А когда ему послышался странный звук — словно гигантскому карасю сильно нажали на брюхо, — и когда в топкой тьме почудилось движение, — он сорвался с места, взлетел на печку, подхватил, втянул за собой лестницу и с головой нырнул под одеяло.

Выбравшись из подполья, бабушка первым делом заглянула у внуку. Спросила:

— Чего бледный какой? Напугался?.. Ты, вроде, звал меня, или мне послышалось?

— А что у тебя там, ба?

— Где?

— В подполье.

— А! Старье всякое, вот проверить лазала. Но ты туда не суйся! — Она погрозила Вовке пальцем и заторопилась:

— Наши уж собираются, надо и мне…

Она закрыла лаз в подпол, задвинула две щеколды, протянула через скобы громыхающую цепь, заперла ее на замок. Тумбочку сдвинула на новое место — к самому умывальнику. Крышку лаза застелила половиком, сверху поставила табурет, на него — ведро с водой. Огляделась, отряхивая руки и передник, пошла к дверям.

— Ба! — окликнул ее Вовка.

— Что?

— Включи радио.

— Ох, шарманшик, — с неодобрением сказала бабушка, но радио включила.

Когда она ушла, Вовка слез с печки, добавил громкости и бегом вернулся в свою крепость — к книжкам, тетрадкам и карандашам, к шахматным фигуркам и погрызенным пластмассовым солдатикам. По радио передавали концерт по заявкам. Сперва веселую песню про волшебника-неумеху исполнила Алла Пугачева, потом благожелательная ведущая долго и скучно поздравляла именинников, а после этого была какая-то музыка — Вовка всё ждал, когда вступит певец, но так и не дождался. Похоже, слов для такой музыки никто не сумел написать — наверное, она была слишком сложная.

Он попытался что-нибудь сочинить сам, исчеркал три страницы, но и у него ничего не вышло.

Потом были новости, но Вовка их не слушал. Голос диктора говорил о вещах неинтересных: о выборах, о засушливом лете и лесных пожарах, о региональной олимпиаде и о сбежавших заключенных.
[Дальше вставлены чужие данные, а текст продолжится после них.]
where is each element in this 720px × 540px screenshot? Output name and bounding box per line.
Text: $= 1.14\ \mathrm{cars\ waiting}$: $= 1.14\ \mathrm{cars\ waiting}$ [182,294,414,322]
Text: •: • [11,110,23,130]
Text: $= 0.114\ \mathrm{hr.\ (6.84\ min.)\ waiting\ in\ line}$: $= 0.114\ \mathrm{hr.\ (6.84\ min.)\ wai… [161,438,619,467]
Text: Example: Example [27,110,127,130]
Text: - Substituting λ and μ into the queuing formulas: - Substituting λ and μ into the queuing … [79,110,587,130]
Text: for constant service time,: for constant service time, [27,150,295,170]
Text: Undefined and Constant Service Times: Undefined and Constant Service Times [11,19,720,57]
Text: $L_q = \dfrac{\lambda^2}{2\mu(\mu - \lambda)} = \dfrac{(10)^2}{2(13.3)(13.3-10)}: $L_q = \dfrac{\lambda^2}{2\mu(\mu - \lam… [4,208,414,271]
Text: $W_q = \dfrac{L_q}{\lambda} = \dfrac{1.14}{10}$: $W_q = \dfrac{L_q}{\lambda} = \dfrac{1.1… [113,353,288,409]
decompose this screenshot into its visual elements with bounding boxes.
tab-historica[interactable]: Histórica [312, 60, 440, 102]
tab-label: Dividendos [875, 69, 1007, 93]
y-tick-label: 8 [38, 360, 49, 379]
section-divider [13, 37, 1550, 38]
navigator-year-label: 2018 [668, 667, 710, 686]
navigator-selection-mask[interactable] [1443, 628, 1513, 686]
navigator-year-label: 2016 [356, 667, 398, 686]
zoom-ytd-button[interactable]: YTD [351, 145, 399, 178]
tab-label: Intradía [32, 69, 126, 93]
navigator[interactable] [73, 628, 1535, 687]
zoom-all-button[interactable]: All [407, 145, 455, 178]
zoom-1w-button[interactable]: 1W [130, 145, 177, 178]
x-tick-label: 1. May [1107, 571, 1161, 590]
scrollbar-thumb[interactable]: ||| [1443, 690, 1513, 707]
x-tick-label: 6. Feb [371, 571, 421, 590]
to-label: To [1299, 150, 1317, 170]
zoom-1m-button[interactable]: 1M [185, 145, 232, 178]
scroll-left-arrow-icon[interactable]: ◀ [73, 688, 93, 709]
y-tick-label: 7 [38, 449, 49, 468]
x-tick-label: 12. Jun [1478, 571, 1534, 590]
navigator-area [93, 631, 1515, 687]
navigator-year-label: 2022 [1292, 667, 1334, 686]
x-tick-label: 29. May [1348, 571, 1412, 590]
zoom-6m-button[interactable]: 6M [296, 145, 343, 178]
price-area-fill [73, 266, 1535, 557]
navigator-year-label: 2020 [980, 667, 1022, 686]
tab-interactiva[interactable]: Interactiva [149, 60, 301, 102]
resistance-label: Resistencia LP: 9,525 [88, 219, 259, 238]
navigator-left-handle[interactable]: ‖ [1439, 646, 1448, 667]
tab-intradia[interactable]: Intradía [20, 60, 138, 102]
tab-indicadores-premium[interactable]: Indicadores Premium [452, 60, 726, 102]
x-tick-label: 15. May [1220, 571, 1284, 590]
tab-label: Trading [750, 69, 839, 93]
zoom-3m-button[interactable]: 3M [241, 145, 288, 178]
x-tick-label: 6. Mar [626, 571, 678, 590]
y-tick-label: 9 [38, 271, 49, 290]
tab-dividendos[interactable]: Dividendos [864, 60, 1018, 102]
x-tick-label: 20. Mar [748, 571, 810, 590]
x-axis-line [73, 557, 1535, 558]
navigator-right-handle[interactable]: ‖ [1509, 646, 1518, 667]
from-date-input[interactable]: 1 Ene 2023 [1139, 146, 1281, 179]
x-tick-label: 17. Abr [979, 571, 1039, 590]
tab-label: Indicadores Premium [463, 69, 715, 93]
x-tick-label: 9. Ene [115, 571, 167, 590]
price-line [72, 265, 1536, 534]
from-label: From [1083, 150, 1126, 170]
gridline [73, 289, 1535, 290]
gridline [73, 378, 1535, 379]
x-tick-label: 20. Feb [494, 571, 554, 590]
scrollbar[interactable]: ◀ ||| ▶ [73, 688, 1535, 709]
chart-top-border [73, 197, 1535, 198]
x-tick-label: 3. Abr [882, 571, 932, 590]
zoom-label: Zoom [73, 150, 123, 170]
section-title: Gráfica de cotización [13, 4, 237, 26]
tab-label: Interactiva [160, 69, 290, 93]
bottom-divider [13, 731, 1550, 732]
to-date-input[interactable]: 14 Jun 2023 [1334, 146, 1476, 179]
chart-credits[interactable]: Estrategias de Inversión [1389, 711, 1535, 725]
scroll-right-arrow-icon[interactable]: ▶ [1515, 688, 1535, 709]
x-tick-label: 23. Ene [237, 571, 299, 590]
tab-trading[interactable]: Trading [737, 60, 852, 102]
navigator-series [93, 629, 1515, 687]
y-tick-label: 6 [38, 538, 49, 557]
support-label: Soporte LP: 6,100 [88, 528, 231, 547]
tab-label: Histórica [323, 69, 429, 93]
Вовка читал взрослую книгу. Называлась она «Всадник без головы».

А когда прогнозом погоды закончились новости, и началась юмористическая передача, в дом вернулась бабушка. Бормоча что-то сердитое, она выключила грохочущее хохотом радио, села у окна и стала раскладывать карты.

Родных детей у Варвары Степановны не было — Бог не дал, хоть и случилось у нее в жизни два мужа: первый — Гриша, второй — Иван Сергеевич. За Гришу — гармониста и шефера — она вышла девкой. С Иваном Сергеевичем — агрономом пенсионером из райцентра — сошлась почти уже старухой.

Оба раза семейная жизнь не сложилась: через год после свадьбы Гришу зарезали на городском рынке, куда он возил совхозную картошку, а Иван Сергеевич не прожил после регистрации и двух лет — поехал на велосипеде в райцентр к родне и попал под машину.

Падчерицу свою Варвара Степановна увидела только на похоронах. Дочь Ивана Сергеевича была в черном и нарядном, заплаканные глаза ее были густо подведены тушью, а крашенные рыжие волосы выбивались из-под черной косынки, словно языки пламени.